We have previously highlighted corporate mergers and acquisition activity as a further driver of the emerging equity asset class, with both developed and emerging market companies looking to invest their cash holdings and strong cash-flows in attractively valued growth assets. The portfolio has benefitted from this in recent months for example from the Pepsi bid for Wimm-Bill-Dann of Russia, and we forecast future M&A activity as a factor behind asset class growth.
2010 saw a recovery in emerging market growth on strong emerging market demand and global inventory restocking. Heading into 2011, there are a number of drivers that should support further growth: an increase in manufacturing after a softer second half of 2010 has caused some inventory draw-down, loan growth is strong and picking up across most emerging markets, higher commodity prices, low real interest-rates and rising employment and capacity utilisation. At the same time, the vulnerability of emerging markets to external shocks remains benign and policy-makers generally have significant capacity to support growth.
Anecdotally, many emerging companies are guiding towards strong capex in 2011, additionally, many cyclical leading indicators of capex such as corporate cash positions and operating cashflows and also business confidence look strong. We think that, given the rising return on equity of emerging companies, capex should accelerate in 2011, with positive implications for both South Korea as a country and for industrials and technology as sectors.
In terms of Taiwan, we remain underweight despite the high proportion of industrials and technology in the equity index. Taiwan is unusual in the emerging world with structurally low inflation, a declining real exchange rate, and emerging Asia´s lowest bond yields. The country has a mature economy, an aging population and is a net exporter of capital. Its industrial base suffers from competition with China, where many Taiwanese companies and skilled Taiwanese workers have relocated, and the inherent price convergence has given the country an economic profile more akin to Japan than to a typical emerging market.

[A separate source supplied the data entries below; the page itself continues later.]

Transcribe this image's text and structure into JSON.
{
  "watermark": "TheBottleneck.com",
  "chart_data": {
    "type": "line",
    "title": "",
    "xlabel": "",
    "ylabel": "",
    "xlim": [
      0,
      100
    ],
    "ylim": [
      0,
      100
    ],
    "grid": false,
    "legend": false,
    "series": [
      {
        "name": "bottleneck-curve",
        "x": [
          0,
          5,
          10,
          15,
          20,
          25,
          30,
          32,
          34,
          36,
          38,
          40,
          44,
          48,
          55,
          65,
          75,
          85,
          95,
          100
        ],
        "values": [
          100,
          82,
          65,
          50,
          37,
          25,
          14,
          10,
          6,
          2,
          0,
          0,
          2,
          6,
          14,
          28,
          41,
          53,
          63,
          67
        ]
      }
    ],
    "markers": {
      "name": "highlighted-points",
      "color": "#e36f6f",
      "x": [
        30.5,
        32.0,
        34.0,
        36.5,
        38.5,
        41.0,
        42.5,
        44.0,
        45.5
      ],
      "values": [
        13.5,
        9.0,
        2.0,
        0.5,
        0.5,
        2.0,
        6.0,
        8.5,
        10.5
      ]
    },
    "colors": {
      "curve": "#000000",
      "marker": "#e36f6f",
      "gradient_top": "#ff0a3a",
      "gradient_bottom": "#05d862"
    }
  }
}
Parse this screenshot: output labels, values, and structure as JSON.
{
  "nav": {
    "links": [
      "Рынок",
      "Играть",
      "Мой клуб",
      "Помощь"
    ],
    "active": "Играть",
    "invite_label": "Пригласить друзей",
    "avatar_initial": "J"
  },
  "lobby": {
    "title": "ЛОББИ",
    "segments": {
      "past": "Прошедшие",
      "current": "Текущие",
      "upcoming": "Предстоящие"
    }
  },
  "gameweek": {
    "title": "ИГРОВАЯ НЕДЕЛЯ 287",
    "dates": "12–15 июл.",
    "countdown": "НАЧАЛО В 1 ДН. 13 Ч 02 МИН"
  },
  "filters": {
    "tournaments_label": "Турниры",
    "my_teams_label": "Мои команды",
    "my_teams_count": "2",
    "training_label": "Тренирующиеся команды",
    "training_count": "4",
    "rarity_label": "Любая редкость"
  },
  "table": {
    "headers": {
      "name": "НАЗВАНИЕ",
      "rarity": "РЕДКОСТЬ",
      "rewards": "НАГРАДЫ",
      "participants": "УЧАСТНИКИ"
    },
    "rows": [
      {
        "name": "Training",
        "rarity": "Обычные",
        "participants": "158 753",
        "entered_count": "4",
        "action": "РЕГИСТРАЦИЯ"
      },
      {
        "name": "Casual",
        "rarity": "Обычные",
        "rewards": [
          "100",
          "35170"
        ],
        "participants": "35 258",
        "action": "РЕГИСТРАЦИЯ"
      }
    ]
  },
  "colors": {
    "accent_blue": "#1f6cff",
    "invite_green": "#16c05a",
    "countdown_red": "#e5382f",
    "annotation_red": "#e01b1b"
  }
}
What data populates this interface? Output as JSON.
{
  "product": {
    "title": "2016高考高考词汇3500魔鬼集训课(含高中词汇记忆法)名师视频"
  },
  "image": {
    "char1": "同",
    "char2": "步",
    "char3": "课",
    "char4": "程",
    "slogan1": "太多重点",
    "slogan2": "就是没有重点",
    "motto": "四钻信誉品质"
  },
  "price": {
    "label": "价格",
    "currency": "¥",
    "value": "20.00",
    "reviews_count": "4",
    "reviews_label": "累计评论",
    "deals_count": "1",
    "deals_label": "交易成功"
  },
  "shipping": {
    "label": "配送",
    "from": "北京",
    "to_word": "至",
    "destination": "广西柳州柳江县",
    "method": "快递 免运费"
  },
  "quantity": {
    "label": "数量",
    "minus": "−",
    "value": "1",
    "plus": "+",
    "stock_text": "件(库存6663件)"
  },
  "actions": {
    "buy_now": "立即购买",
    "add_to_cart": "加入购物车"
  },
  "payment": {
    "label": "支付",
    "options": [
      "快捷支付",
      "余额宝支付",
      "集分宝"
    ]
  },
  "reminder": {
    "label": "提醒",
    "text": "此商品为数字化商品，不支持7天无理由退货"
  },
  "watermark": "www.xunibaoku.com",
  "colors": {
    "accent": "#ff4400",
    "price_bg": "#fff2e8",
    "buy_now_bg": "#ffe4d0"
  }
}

China is a large equity market in its own right and remains a key driver of the wider global economy. China is currently in a period of strong growth (2010 real GDP growth estimated at around 10%), moderately high inflaiton (CPI inflation for the year to November 2010 of 5.1%) and tightening policy (particularly the interest rate and reserve requirement increases that the banking system has been subject to). However, we do not see broad price pressures in the economy and also expect the continued appreciation of the Yuan to put downward pressure on prices of imported goods. Consensus expectations are for real GDP growth to slow to about 9% in 2011, and we expect a stabilisation of monetary policy during the first half of the year, allowing a re-rating of Chinese equities from their current modest level of a 2011 P/E of 12.1x.
Valuations continue to look attractive for the asset class. The twelve month forward consensus price earnings ratio for the MSCI Emerging Markets Index is only 11.7x which is undemanding in the context of the historical valuations of the asset class, and also given the low levels of bond yields in emerging markets.
It remains our view that full normalisation of developed market monetary policy, probably marked by successive rate increases in the US and other core developed economies like the UK, will mark the end of the trend of strong emerging market equity outperformance. However this is not our core view and we expect good absolute and relative performance from the emerging market equity asset class in 2011."